History of Housing
In 1919 fewer than a dozen Tri Delta chapters owned properties. Most members could be found living in crowded dormitories or rooming houses. It was just 30 years after the Fraternity's founding and World War I had ended. The restrictions of the war had been lifted, and students began pouring into college towns and needed safe and comfortable places to live. College administrators were focused on securing classroom space and equipment and could not give their attention to student housing. Concerned for members' health and safety, Fraternity officers encouraged chapters to own their own houses, and they would make funds available where needed. Before the end of the 1920s, 40 houses valued at $2,000,000 had been built, remodeled or were in the blueprint stage. Many of these houses were built according to Fraternity guidelines that called for quiet study rooms, airy sleeping quarters and spacious but homelike living and dining rooms.
In 1991, the Fraternity formed National House Corporation (NHC) for the purpose of holding property titles, collecting income and submitting net income to the Fraternity. Today, 120 Tri Delta chapters have some sort of chapter space (e.g., traditional house, dorm floor, chapter room, etc). The majority of these are owned and operated by local house corporations made up of Tri Delta alumnae members in the area. National House Corporation currently owns and operates 29 chapter facilities. Executive Office
National House Corporation (NHC) serves as the Fraternity's administrative arm for all matters related to housing and provides resources and support to all Tri Delta properties, regardless of who owns and operates them. Local house corporations and collegiate house managers can utilize the expertise of volunteer housing specialists or online resources such as manuals, model contracts, and recommended partners.

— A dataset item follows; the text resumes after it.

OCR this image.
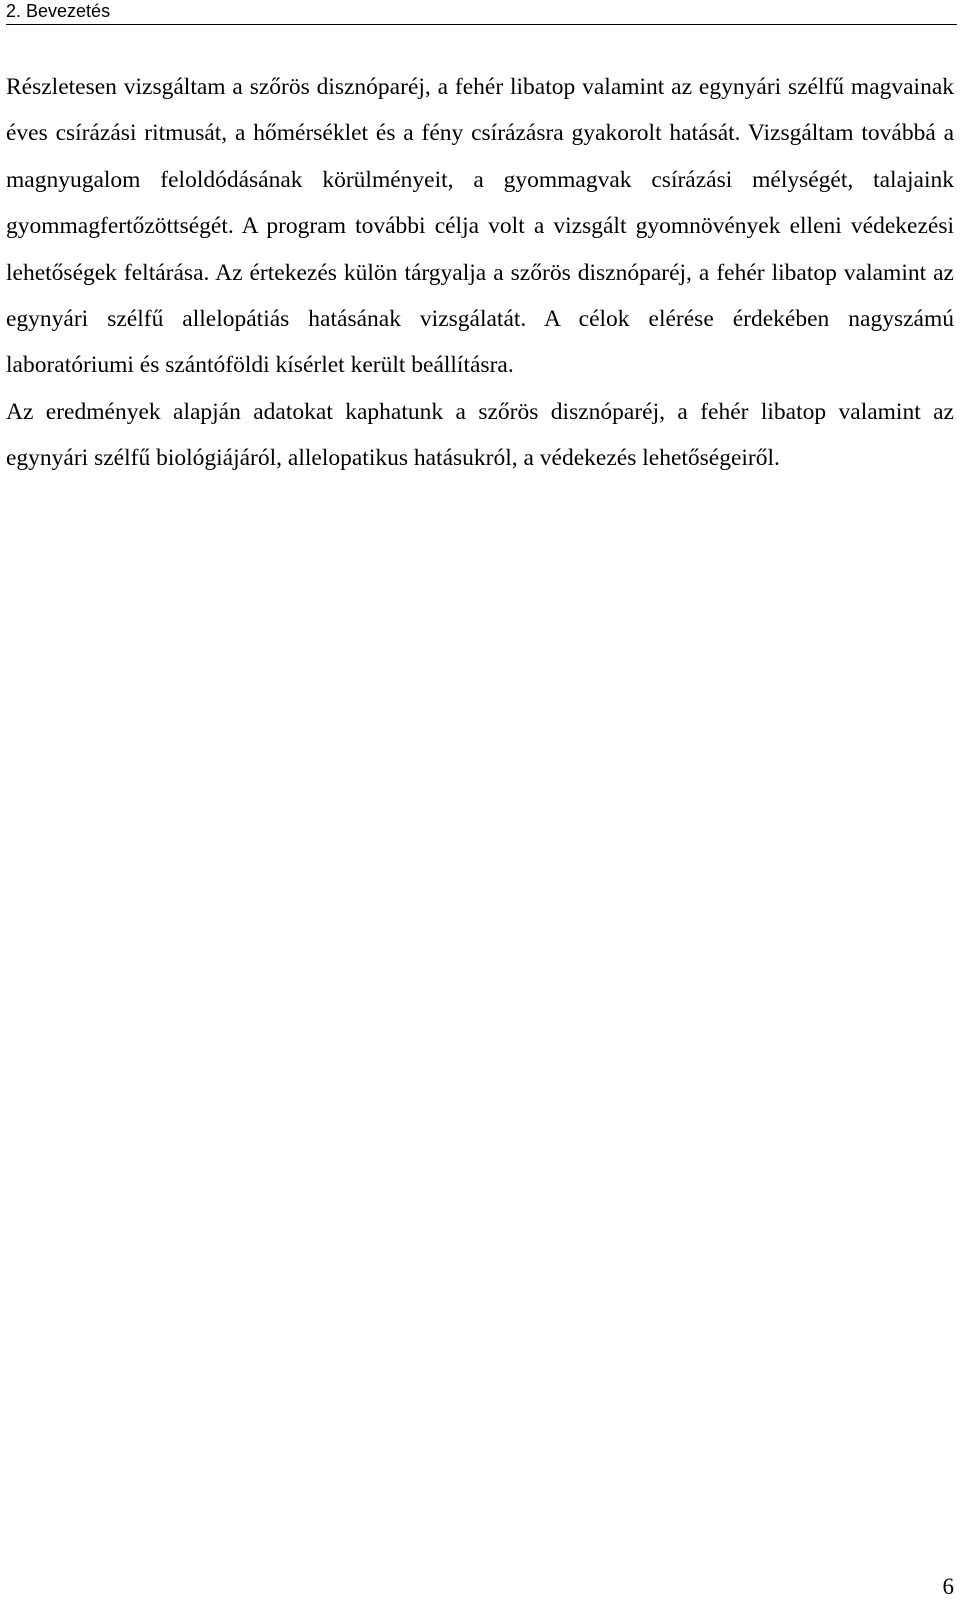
2. Bevezetés

Részletesen vizsgáltam a szőrös disznóparéj, a fehér libatop valamint az egynyári szélfű magvainak éves csírázási ritmusát, a hőmérséklet és a fény csírázásra gyakorolt hatását. Vizsgáltam továbbá a magnyugalom feloldódásának körülményeit, a gyommagvak csírázási mélységét, talajaink gyommagfertőzöttségét. A program további célja volt a vizsgált gyomnövények elleni védekezési lehetőségek feltárása. Az értekezés külön tárgyalja a szőrös disznóparéj, a fehér libatop valamint az egynyári szélfű allelopátiás hatásának vizsgálatát. A célok elérése érdekében nagyszámú laboratóriumi és szántóföldi kísérlet került beállításra.

Az eredmények alapján adatokat kaphatunk a szőrös disznóparéj, a fehér libatop valamint az egynyári szélfű biológiájáról, allelopatikus hatásukról, a védekezés lehetőségeiről.

6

Managing a property successfully requires creating and maintaining a budget, overseeing the day-to-day operations, as well as planning for future improvements. These responsibilities can be overwhelming for volunteers, and local property management companies typically lack an understanding of Greek housing. That is why the Fraternity relies on the professional staff of NHC to provide management services to Tri Delta properties. NHC management services include day-to-day property management, bookkeeping (including accounts payable and receivable) and rent and fee analysis. These services can be tailored to the chapter's needs and can be utilized by all Tri Delta properties whether locally or NHC owned.
Perpetuating the growth of Tri Delta properties requires continual evaluation and enhancement. Properties that are owned and operated by NHC receive this continual support so that they can remain competitive with other housing options provided in their campus community. NHC can assist any Tri Delta chapter with project management and interior design projects. For chapters who have some form of meeting or living space, but who do not own a building or land, NHC provides an Asset Management Program designed to ensure that the spaces are continually enhanced through a three-year renovation rotation.